Reinitiation of ustekinumab for psoriasis restores initial benefits, studies show

November 1, 2011

Analyses of data from two large, prospective, phase 3 studies investigating ustekinumab (Stelara, Janssen Biotech) for the treatment of moderate-to-severe plaque psoriasis are consistent in demonstrating the safety and efficacy of restarting the biologic if treatment is temporarily interrupted.

Key Points

New York - Analyses of data from two large, prospective, phase 3 studies investigating ustekinumab (Stelara, Janssen Biotech) for the treatment of moderate-to-severe plaque psoriasis are consistent in demonstrating the safety and efficacy of restarting the biologic if treatment is temporarily interrupted.

The findings from post-hoc analyses investigating responses to retreatment with ustekinumab were presented in a poster at the 2011 summer meeting of the American Academy of Dermatology.

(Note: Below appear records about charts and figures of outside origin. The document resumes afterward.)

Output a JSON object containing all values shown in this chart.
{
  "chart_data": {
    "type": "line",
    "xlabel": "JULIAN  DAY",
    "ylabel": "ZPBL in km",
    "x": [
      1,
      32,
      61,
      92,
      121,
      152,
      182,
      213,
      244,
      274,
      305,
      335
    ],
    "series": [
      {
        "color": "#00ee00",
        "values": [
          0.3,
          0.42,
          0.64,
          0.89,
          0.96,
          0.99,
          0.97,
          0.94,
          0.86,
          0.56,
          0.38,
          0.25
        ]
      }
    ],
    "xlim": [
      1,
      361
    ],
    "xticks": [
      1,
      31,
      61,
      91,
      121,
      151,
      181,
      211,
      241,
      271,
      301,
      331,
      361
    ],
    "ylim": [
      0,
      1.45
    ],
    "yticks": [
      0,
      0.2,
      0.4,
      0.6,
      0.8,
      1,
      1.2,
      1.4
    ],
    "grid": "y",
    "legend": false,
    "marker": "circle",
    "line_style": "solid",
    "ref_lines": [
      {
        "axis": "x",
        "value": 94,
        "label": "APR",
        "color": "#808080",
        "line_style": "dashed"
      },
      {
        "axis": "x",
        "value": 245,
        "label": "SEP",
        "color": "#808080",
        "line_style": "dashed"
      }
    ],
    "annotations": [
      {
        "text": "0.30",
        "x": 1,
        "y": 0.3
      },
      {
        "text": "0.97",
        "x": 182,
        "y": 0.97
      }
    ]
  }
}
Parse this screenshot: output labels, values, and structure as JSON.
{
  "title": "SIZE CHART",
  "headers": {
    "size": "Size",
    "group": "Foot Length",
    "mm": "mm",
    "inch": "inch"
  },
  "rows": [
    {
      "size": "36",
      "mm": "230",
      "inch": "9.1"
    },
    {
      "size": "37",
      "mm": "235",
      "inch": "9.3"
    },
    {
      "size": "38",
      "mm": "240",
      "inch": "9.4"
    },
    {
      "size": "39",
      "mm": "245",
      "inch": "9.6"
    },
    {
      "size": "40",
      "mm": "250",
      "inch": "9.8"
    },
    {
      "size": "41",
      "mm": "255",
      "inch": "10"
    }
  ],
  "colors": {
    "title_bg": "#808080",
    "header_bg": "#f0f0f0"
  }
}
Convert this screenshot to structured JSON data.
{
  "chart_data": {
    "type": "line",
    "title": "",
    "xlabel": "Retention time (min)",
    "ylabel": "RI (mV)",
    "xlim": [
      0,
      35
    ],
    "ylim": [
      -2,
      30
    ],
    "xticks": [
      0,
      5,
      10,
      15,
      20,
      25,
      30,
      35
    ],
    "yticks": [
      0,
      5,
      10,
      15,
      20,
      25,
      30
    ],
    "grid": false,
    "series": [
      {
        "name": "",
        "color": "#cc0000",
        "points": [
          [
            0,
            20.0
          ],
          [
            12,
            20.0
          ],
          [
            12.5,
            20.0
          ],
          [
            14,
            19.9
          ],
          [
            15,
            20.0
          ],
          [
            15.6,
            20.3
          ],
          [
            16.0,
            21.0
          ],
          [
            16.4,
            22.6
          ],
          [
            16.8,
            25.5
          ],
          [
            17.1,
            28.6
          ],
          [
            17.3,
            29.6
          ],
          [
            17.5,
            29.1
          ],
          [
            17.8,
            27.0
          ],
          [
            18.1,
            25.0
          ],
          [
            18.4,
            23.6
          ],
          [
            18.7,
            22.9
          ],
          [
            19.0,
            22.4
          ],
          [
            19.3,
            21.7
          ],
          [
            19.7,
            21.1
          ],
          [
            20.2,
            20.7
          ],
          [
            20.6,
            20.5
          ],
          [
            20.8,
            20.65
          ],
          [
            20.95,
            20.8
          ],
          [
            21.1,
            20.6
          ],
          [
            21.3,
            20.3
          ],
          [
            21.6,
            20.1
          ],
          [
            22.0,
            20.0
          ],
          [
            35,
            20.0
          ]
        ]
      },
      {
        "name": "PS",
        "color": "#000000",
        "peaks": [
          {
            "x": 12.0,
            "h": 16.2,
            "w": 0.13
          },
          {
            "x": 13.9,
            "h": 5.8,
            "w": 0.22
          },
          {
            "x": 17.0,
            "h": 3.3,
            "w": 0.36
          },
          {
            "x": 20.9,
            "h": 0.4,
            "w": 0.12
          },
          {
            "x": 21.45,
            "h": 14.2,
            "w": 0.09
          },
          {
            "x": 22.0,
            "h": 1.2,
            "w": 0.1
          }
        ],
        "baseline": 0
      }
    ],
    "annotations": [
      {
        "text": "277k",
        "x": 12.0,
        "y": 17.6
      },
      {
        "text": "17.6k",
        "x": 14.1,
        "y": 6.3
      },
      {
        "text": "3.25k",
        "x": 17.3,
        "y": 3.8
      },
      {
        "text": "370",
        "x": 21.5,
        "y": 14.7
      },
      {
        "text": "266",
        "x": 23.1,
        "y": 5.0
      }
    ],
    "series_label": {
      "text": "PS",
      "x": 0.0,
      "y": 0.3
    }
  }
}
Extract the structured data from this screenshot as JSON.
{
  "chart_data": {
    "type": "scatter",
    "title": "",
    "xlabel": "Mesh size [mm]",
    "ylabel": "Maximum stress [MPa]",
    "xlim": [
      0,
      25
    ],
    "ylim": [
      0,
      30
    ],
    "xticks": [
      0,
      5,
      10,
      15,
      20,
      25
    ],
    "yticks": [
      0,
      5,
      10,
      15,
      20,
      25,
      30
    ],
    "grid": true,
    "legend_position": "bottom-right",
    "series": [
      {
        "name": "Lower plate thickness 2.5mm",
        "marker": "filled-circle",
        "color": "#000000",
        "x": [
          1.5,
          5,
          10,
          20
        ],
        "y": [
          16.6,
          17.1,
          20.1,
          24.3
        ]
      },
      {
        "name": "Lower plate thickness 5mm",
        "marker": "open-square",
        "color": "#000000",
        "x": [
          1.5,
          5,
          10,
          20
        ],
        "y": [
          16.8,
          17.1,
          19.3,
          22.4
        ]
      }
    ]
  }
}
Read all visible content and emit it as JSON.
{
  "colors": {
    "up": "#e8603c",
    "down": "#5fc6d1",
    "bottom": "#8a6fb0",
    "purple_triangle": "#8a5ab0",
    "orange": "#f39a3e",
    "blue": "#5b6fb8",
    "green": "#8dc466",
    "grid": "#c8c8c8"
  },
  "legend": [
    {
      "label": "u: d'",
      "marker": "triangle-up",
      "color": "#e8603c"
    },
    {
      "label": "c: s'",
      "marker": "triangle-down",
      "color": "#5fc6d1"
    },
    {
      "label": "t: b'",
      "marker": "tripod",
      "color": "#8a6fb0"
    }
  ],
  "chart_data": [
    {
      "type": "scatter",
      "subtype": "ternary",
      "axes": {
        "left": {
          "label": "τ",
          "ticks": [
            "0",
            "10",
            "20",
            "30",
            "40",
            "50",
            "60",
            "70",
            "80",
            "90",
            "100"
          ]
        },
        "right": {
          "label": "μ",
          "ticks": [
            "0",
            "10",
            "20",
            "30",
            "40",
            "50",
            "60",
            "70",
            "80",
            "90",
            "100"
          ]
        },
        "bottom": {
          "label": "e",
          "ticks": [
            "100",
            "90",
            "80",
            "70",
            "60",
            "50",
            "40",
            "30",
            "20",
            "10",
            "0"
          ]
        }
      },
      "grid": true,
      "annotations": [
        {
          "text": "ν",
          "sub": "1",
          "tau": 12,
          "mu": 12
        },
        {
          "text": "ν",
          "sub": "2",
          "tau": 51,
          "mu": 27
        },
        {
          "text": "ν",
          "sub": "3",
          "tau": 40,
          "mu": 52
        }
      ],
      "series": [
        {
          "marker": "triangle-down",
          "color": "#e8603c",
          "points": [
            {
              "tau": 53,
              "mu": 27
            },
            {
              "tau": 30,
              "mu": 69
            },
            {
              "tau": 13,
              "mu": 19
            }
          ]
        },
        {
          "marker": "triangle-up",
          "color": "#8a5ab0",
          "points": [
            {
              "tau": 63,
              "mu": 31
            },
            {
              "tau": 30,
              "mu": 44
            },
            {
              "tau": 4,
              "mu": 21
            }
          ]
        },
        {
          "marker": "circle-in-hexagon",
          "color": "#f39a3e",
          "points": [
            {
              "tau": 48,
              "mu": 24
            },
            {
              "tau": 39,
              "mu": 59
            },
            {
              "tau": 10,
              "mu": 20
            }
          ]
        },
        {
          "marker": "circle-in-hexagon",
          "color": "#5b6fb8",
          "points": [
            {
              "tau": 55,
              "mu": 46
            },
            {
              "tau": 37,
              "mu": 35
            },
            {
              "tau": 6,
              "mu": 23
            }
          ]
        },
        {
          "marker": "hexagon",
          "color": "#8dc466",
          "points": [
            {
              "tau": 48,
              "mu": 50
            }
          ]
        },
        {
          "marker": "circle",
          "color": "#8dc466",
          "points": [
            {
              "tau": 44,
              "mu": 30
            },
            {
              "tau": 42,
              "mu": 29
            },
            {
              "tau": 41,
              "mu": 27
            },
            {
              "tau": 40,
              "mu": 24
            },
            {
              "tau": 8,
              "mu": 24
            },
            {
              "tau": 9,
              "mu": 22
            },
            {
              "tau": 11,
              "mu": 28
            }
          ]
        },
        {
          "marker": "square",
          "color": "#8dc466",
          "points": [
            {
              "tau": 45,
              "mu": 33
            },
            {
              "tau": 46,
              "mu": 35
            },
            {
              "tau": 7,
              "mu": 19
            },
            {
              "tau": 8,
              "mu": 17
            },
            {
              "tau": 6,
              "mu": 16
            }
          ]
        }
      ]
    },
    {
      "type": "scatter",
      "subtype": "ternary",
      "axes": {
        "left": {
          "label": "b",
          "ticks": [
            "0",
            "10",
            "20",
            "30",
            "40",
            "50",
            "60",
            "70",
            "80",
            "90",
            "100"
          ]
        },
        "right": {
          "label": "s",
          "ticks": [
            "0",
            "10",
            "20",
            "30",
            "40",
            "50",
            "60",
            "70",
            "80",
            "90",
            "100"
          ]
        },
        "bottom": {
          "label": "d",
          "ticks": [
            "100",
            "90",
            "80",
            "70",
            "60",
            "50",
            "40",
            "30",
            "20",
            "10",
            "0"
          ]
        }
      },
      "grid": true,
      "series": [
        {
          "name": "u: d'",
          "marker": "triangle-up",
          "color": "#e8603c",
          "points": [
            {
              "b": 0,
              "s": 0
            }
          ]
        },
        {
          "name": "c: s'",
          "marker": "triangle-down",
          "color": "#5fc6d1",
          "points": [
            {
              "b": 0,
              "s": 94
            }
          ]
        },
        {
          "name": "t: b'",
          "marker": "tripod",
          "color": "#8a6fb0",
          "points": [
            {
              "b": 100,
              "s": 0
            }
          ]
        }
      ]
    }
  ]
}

They showed that among patients who initially responded to ustekinumab; withdrew from therapy; and then reinitiated treatment because of relapse, about 85 percent or more recaptured the treatment benefit.

Biologic comparison

Dr. Lebwohl says the positive efficacy and safety profile of reinitiated ustekinumab contrasts with outcomes of restarting treatment with other biologics. For example, responders to infliximab (Remicade, Janssen Biotech) who stop treatment are likely to develop antibodies to the biologic agent that mitigate future therapeutic response, and they also are at increased risk for developing an infusion reaction.

"Analyses of responses in patients restarting ustekinumab identified negative status for antibodies to the biologic as a potential predictor of response. However, antibody development occurs much less frequently in patients treated with ustekinumab compared with infliximab," Dr. Lebwohl says.

The retreatment analyses were based on data from the phase 3, placebo-controlled PHOENIX 1 study and the ACCEPT clinical trial that compared ustekinumab with etanercept (Enbrel, Amgen/Pfizer). The inclusion criteria for ACCEPT required patients to be naïve to etanercept and to have failed, be intolerant to, or have a contraindication to at least one conventional systemic agent. Both studies evaluated ustekinumab doses of 45 mg and 90 mg administered initially at weeks 0 and 4.

In PHOENIX 1, treatment was continued at weeks 12 and 28. Patients achieving a Psoriasis Area and Severity index (PASI)-75 response at week 40 were rerandomized to placebo or continued ustekinumab, and ustekinumab could be restarted if the patient lost at least 50 percent of the improvement gained from baseline. A total of 297 patients restarted ustekinumab and 260 patients were evaluated after 12 weeks.

In ACCEPT, treatment was withheld beginning at week 12 from patients who achieved a physician's global assessment (PGA) score less than or equal to 2 (mild, minimal, clear) and could be restarted if the PGA worsened to greater than or equal to 3. A total of 494 ustekinumab patients had treatment discontinued at week 12, 399 patients restarted therapy and 375 patients were evaluated after 12 weeks.

For both studies and across both dose groups, 84 to 89 percent of patients who restarted ustekinumab regained treatment response (PASI-75 for PHOENIX 1 and PGA less than or equal to 2 for ACCEPT) after 12 weeks; median PASI improvement from baseline for the two dose groups in the two studies ranged from 85 to 90 percent.

Efficacy of retreatment with ustekinumab was also analyzed for the smaller subgroups of patients in PHOENIX 1 and ACCEPT who were "partial responders" to initial treatment, defined as achieving a PASI response between 50 and 75. The majority of these patients reachieved a PASI response of 65 of better at 12 weeks after restarting ustekinumab, and the median percent PASI improvement from baseline was about 65 percent.